RTI reporting is a legal requirement for all employers operating a PAYE payroll, regardless of the size of the business or the number of employees. When we run payroll for you, we submit the required RTI returns to HMRC on your behalf. These include:

  • Full Payment Submission (FPS) - Submitted each time a salary is paid
  • Employer Payment Summary (EPS) may be required If no salary is paid in a month

Because RTI information must be submitted on or before payment is made, salary instructions and changes must be received before the 15th of the month. Late instructions may not be processed in time to meet HMRC deadlines.

Since March 2015, HMRC is penalising companies £100 per month where they do not make the required monthly payroll submissions on time.
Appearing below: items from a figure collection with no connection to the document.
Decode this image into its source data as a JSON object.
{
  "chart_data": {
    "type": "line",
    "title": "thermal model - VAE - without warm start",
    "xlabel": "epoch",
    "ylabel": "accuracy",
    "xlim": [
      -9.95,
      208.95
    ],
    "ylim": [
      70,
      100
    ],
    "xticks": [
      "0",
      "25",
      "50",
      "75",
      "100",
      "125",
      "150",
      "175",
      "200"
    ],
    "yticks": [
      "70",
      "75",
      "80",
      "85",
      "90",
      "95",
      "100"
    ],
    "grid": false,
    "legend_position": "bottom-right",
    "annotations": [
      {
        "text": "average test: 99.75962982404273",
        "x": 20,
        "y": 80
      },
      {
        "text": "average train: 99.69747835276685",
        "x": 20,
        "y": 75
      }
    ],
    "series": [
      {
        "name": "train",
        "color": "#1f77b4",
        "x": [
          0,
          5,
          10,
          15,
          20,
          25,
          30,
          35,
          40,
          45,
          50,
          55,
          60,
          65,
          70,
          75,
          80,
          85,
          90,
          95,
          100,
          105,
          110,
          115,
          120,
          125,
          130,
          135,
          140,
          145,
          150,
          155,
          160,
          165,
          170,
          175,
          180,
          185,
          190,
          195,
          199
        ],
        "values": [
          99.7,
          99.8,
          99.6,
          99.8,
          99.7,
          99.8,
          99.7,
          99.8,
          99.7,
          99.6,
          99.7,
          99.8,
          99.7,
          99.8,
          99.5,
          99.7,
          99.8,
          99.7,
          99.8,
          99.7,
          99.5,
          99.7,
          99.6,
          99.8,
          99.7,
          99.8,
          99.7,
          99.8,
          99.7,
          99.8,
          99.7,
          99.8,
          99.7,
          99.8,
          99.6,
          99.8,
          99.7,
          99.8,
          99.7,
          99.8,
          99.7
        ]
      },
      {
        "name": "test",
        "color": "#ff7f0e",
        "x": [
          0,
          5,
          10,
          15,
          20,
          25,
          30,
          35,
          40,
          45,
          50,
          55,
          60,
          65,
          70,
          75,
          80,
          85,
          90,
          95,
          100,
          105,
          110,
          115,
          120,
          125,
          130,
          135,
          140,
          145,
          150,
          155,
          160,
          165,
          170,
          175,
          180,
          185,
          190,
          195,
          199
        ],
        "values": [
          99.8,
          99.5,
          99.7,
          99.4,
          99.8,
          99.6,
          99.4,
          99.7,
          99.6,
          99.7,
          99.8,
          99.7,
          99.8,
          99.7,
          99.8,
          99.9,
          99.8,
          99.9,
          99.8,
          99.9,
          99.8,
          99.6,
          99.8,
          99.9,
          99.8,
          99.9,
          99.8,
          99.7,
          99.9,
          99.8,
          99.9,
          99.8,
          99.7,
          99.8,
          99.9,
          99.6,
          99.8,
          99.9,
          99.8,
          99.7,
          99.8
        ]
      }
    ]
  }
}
For more information on penalties for late RTI submissions please follow this link: HMRC RTI Penalties

Auto‑Enrolment Pensions

Automatic enrolment is a legal requirement introduced by the government to help employees save for retirement through a workplace pension. Under automatic enrolment rules, employers must assess their workforce and enrol eligible employees into a qualifying pension scheme.

  • Applies where an employee earns more than £833 per month
  • Employee must be aged between 22 and State Pension age
  • Does not usually apply to directors unless they have a contract of employment

Where automatic enrolment applies, employers have ongoing duties, including making pension contributions and submitting regular pension data. If you employ staff or expect to do so during the year, and believe automatic enrolment may apply, please contact us.

Employment Allowance

The Employment Allowance allows eligible employers to reduce their Employers National Insurance (ERNI) liability, up to a maximum of £10,500 of ERNI per year.

You can claim the employment allowance if the following apply to your business:

  • You are a business
  • you do less than half your work in the public sector

It is not available where a company has only one paid director and no other employees

We will only apply Employment Allowance where eligibility has been confirmed.